Perbankan butuh alternatif investasi

Jum'at, 03 Februari 2012 - 10:29 WIB
Perbankan butuh alternatif...
Perbankan butuh alternatif investasi
A A A
Sindonews.com – Industri perbankan memerlukan alternatif investasi untuk menyiasati persaingan memperoleh dana pihak ketiga. Ekonom yang sekaligus Anggota Dewan Komisioner Lembaga Penjamin Simpanan (LPS) Mirza Adityaswara mengatakan, hadirnya beragam instrumen investasi akan mengurangi bank-bank berebut dana pihak ketiga (DPK).

Upaya bank-bank mengatasi kurangnya likuiditas inilah yang menyebabkan tingginya suku bunga deposit, berdampak kepada sulitnya bank menurunkan suku bunga kredit. Menurut dia, jika bank memiliki rasio kredit terhadap pinjaman (loan to deposit ratio/LDR) di atas 60 persen dan ingin menyalurkan kredit, bank akan berebut DPK dengan menaikkan suku bunga simpanan.

“Kalau dia mau terbitkan sertifikat deposito, tidak ada. Mau terbitkan obligasi segitusegitu saja.Kalau mau menambah kredit dan dorong CAR, harus ada DPK tambahan. Belum lagi nasabah-nasabah yang menengah ke atas punya alternatif investasi. Unitlink, Reksa dana, akhirnya bank mau tak mau harus berikan bunga yang kompetitif. Supply dan demand,” ungkapnya di sela-sela konferensi pers tentang kinerja LPS 2011 di Jakarta, kemarin.

Menurut Mirza, selama ini pertumbuhan kredit memang lebih besar dari DPK. Per September kredit tumbuh 26 persen sementara DPK 19,6 persen. Mirza menilai, keberadaan Pasar Uang Antarbank (PUAB) juga belum efektif untuk menyediakan likuiditas. Penempatan dana bank di PUAB per Desember 2011 hanya mencapai Rp160 triliun, penempatan di instrumen lain juga masih sedikit.

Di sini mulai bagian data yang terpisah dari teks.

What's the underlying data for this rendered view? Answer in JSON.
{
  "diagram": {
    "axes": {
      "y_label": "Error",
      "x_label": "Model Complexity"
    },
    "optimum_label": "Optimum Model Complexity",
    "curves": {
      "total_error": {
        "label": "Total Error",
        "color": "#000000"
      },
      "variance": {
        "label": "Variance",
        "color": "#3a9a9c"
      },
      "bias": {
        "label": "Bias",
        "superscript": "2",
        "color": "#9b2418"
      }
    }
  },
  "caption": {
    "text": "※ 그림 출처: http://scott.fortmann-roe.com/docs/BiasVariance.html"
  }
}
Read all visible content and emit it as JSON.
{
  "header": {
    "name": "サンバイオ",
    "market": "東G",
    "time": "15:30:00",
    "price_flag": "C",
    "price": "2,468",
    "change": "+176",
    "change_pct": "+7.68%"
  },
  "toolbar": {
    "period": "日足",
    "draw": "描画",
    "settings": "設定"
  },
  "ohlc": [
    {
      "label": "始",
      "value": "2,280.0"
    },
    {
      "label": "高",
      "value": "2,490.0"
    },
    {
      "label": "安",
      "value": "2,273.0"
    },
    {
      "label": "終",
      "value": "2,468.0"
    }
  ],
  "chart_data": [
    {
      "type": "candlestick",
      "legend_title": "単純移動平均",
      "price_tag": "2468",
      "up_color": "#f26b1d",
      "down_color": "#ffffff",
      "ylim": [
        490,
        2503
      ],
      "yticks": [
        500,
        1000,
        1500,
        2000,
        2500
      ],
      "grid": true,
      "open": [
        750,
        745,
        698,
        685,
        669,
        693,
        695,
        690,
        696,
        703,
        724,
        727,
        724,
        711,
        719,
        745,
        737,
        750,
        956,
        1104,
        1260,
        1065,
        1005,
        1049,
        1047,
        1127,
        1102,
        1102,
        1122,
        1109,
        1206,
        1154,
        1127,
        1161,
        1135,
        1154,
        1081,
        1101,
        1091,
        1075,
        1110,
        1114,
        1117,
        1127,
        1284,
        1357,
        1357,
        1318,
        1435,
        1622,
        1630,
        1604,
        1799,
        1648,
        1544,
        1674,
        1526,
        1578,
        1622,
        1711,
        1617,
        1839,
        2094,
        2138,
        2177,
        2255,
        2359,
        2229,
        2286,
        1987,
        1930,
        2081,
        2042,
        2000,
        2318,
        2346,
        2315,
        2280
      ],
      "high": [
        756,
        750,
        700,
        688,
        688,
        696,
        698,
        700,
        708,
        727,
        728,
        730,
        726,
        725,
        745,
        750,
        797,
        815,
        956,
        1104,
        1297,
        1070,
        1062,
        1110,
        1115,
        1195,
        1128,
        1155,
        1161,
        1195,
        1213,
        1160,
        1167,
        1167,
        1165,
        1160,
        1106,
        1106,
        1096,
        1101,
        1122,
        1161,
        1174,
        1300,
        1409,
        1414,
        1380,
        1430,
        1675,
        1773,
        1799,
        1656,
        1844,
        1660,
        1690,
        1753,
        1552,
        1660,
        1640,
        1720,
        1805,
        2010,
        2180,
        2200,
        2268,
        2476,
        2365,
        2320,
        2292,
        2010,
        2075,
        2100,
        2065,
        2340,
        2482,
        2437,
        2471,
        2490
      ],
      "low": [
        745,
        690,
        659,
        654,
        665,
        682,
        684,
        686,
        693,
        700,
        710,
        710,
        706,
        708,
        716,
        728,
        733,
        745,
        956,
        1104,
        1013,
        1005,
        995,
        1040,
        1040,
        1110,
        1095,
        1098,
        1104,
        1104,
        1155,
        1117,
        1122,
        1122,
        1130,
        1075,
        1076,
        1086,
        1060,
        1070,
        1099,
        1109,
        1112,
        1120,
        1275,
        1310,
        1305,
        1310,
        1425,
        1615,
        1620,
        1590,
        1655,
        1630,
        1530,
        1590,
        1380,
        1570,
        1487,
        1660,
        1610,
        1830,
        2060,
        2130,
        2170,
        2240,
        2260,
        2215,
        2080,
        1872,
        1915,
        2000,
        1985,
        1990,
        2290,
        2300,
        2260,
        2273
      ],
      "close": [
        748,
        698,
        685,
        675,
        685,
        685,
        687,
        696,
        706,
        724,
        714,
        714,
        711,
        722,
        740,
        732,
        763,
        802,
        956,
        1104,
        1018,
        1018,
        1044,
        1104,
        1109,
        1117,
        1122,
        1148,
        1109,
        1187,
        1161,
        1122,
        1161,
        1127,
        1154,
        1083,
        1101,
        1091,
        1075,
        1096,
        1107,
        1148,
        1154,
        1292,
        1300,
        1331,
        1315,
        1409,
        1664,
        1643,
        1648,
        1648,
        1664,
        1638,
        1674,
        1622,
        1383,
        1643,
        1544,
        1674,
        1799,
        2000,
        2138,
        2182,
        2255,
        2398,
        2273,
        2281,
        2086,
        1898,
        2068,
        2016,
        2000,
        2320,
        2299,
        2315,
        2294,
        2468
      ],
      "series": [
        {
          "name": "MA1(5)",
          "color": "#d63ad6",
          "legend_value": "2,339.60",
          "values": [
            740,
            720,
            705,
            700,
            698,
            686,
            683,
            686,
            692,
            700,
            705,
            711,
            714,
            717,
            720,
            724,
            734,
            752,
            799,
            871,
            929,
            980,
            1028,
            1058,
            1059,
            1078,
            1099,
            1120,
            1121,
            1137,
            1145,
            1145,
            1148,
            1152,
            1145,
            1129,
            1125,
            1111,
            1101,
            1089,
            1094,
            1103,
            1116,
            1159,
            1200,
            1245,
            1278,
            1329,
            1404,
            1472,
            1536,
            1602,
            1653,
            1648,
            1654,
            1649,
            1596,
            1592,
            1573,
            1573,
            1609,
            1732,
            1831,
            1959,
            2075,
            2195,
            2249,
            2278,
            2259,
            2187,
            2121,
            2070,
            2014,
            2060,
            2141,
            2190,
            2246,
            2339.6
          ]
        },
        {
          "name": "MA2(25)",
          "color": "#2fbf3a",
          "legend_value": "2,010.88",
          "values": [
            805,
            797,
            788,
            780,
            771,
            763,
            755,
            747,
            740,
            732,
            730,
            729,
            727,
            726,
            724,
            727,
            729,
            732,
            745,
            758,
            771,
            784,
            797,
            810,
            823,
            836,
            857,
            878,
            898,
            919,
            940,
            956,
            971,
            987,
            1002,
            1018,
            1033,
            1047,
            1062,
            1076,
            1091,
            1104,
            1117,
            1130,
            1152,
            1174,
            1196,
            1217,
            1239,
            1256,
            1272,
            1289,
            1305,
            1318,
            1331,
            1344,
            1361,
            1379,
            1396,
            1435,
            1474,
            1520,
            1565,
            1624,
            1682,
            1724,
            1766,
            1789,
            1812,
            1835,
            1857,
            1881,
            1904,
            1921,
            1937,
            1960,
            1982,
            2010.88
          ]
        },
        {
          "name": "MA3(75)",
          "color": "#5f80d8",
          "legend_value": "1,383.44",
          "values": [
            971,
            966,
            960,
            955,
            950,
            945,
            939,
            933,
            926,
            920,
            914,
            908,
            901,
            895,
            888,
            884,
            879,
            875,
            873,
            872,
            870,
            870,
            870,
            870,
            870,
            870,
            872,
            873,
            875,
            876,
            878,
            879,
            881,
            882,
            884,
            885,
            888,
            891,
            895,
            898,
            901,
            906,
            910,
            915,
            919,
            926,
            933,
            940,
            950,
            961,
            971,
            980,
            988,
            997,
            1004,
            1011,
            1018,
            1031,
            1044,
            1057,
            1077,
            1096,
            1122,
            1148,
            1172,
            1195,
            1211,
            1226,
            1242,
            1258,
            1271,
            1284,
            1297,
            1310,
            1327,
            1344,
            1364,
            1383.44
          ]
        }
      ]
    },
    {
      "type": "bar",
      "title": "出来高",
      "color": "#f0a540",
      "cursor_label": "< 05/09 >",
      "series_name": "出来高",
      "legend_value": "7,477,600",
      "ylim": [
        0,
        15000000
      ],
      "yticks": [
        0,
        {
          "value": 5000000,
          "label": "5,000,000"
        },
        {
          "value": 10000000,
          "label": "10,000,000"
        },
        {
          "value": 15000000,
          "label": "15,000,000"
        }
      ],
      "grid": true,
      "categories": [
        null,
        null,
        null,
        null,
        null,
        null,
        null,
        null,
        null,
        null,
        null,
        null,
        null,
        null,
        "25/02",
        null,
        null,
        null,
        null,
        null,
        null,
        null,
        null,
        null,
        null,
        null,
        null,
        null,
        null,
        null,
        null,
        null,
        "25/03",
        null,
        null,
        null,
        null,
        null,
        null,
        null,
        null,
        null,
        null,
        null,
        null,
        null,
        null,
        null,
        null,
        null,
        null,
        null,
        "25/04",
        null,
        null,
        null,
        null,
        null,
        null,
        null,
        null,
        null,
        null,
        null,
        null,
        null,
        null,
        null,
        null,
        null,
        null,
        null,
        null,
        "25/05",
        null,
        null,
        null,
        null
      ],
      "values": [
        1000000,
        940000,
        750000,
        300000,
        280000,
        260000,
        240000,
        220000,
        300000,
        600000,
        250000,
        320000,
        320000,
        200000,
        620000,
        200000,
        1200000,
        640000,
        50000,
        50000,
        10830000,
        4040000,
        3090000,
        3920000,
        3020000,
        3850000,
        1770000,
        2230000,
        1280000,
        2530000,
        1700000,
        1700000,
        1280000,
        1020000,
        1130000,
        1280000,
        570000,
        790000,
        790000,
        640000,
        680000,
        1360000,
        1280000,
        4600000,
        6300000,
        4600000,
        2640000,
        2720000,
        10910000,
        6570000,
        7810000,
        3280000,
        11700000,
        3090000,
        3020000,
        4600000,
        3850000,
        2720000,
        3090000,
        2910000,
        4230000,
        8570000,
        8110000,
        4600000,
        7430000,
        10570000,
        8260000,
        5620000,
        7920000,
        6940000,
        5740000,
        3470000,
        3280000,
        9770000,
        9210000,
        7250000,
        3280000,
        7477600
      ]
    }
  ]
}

“Misalnya SPN, tapi yieldnya terlalu rendah, sebesar 1,9 persen untuk tiga bulan dan 3,4 persen untuk satu tahun. Instrumen jangka pendek lain. Tidak tersedia seperti certificate deposit dan certificate commercial.

Akibatnya, bank lebih senang menaruh dananya di BI meski suku bunganya hanya 4,5 persen,” ujarnya. Mirza menilai, pembiayaan jangka pendek perbankan seharusnya berasal dari DPK dan PUAB. Sementara, jangka panjang harusnya dari DPK jangka panjang dan obligasi.

“Tapi. DPK jangka panjang tidak ada di Indonesia. Deposito tidak sampai 2–3 tahun, paling lama tiga bulan. Belum ada certificate deposit(CD),” ujarnya.

Premi Risiko

Pada kesempatan yang sama, Kepala Eksekutif LPS Firdaus Djaelani mengatakan, LPS terus melakukan kajian mengenai penerapan sistem premi diferensial, yang akan disesuaikan dengan risiko masing-masing bank. Sesuai kajian yang telah dilakukan, LPS akan menerapkan rentang premi 0,5 persen antara premi terendah dan tertinggi.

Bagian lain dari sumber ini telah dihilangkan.